- Born: Kakai Kissinger 21 July 1971 (age 54) Kiminini, Kenya
- Education: Friends School Kamusinga; Musingu High School;
- Alma mater: University of Nairobi; University of Turin Department of Law; Harvard Law School;
- Occupations: Lawyer; Activist; Election Observer;

= Kakai Kissinger =

Kenyan human rights activist and attorney

Kakai Kissinger (born Kakai Francis Kissinger; July 21, 1975) is a Kenyan human rights activist and attorney. Trained in international trade law at the University of Turin, Faculty of Law, in Italy (2003), he received further training in 2007 in human rights and constitutional law at Harvard Law School in the US.

== Early life and education ==
Kissinger was born in Kiminini within the Trans-Nzoia County in the vast Rift Valley Province of Kenya. He was named Kissinger by his mother after the former United States secretary of state, Henry Kissinger.

Kissinger was schooled at Nzoia Sugar Company Primary School and Lugulu Boarding Primary School for his primary education. He then proceeded to Friends School Kamusinga and later Musingu High School both schools in the then Western Province for his high school education. Later on, he joined the University of Nairobi in 1995 and attained a bachelor's degree in law (LL.B) in 1999. In 2003, he won an academic scholarship to pursue postgraduate studies in international trade law in Italy from the ITCILO, sponsored by the International Labour Organization. In 2006, he was awarded a Ford Foundation Scholarship to undertake studies at Harvard University due to his engagements as a human rights activist and attorney. At the time, Kissinger was the executive director of a Kenyan non-governmental organization, Independent Medico-Legal Unit.

== Career ==

=== Legal ===
Kissinger is an advocate of the High Court of Kenya with a specialty in international human rights and constitutional law. He has held senior positions before with the German Technical Cooperation (giz) as senior governance advisor, as executive director of Independent Medico Legal Unit (IMLU), a leading human rights organization in Kenya.

==== Private practise ====
Kissinger is the proprietor of Kakai Mugalo & Company, and advocates in Nairobi, Kenya. He is interested in leadership in Kenya and has a close working relationship with his native rural area and constituency where he collaborates with local civil society organizations, church groups, youth groups and community-based organizations in all aspects of empowerment and development. He is a current board member of two Kenyan civil society organizations, the Independent Medico Legal Unit and Empower/Wezesha.

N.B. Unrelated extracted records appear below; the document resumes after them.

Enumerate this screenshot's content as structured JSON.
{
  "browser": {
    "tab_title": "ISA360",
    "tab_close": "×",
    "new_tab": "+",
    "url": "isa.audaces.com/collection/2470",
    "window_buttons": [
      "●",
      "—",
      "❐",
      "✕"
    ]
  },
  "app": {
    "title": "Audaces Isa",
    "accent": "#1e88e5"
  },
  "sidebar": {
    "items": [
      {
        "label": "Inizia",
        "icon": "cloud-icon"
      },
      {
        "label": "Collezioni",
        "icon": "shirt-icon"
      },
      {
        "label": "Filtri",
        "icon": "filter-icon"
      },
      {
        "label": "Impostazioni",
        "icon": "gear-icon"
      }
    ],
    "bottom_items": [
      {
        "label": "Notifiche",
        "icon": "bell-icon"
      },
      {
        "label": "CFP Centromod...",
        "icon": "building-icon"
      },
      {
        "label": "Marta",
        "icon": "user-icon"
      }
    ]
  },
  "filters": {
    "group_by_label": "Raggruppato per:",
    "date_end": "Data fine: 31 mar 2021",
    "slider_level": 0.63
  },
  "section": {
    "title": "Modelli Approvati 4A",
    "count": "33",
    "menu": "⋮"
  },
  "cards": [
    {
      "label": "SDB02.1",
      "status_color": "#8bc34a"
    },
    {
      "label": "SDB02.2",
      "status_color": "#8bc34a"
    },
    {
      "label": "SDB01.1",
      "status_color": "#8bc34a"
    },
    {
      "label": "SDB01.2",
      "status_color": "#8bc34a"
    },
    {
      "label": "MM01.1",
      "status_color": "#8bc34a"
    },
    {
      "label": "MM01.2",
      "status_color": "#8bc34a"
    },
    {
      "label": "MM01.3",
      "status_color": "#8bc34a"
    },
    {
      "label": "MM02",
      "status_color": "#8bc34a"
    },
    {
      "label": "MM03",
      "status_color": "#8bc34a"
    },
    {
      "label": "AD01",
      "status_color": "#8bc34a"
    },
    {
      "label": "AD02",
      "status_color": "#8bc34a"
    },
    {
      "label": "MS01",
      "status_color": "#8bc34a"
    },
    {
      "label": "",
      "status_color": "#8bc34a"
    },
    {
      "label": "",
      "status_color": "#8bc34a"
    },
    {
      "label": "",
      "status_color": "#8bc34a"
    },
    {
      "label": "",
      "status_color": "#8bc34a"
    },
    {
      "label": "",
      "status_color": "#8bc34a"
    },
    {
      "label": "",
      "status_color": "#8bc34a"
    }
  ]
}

==== Judiciary of Kenya ====
Upon the establishment of the Supreme Court of Kenya in 2011, Kakai was appointed the deputy chief registrar of the Judiciary. On October 24, 2013, he was appointed chief registrar in an acting capacity following the removal of the then Chief Registrar, Gladys Boss Shollei.

==== Consultation and election observer ====
Kakai Kissinger widely consults for the African Union as an elections consultant. He has been hired in the past to manage and coordinate election observation missions on behalf of the African Union (AU) in the 2015 Ethiopian general election, 2016 Zambian general election, 2016 Ugandan general election, 2017 Liberian general election, 2018 Zimbabwean general election and 2019 Botswana general election. He is also an AU trainer for AU recruited election observers.

He has also consulted for the German Technical Cooperation (giz) on Governance issues in Hargeisa, for East African Community (EAC) on election related matters, and for some Kenyan Government agencies on a wide range of topics.

==== University lecturer ====
Kakai Kissinger has taught law at the Catholic University of Eastern Africa and Kenya School of Law.

== Philanthropy ==
Kakai Kissinger established the Kakai Kissinger foundation, where he plans to participate in philanthropic work and concentrate more in his native constituency. Through the foundation, he intends to recognize and award academic scholarships to bright and needy students from his former school, Friends School Kamusinga.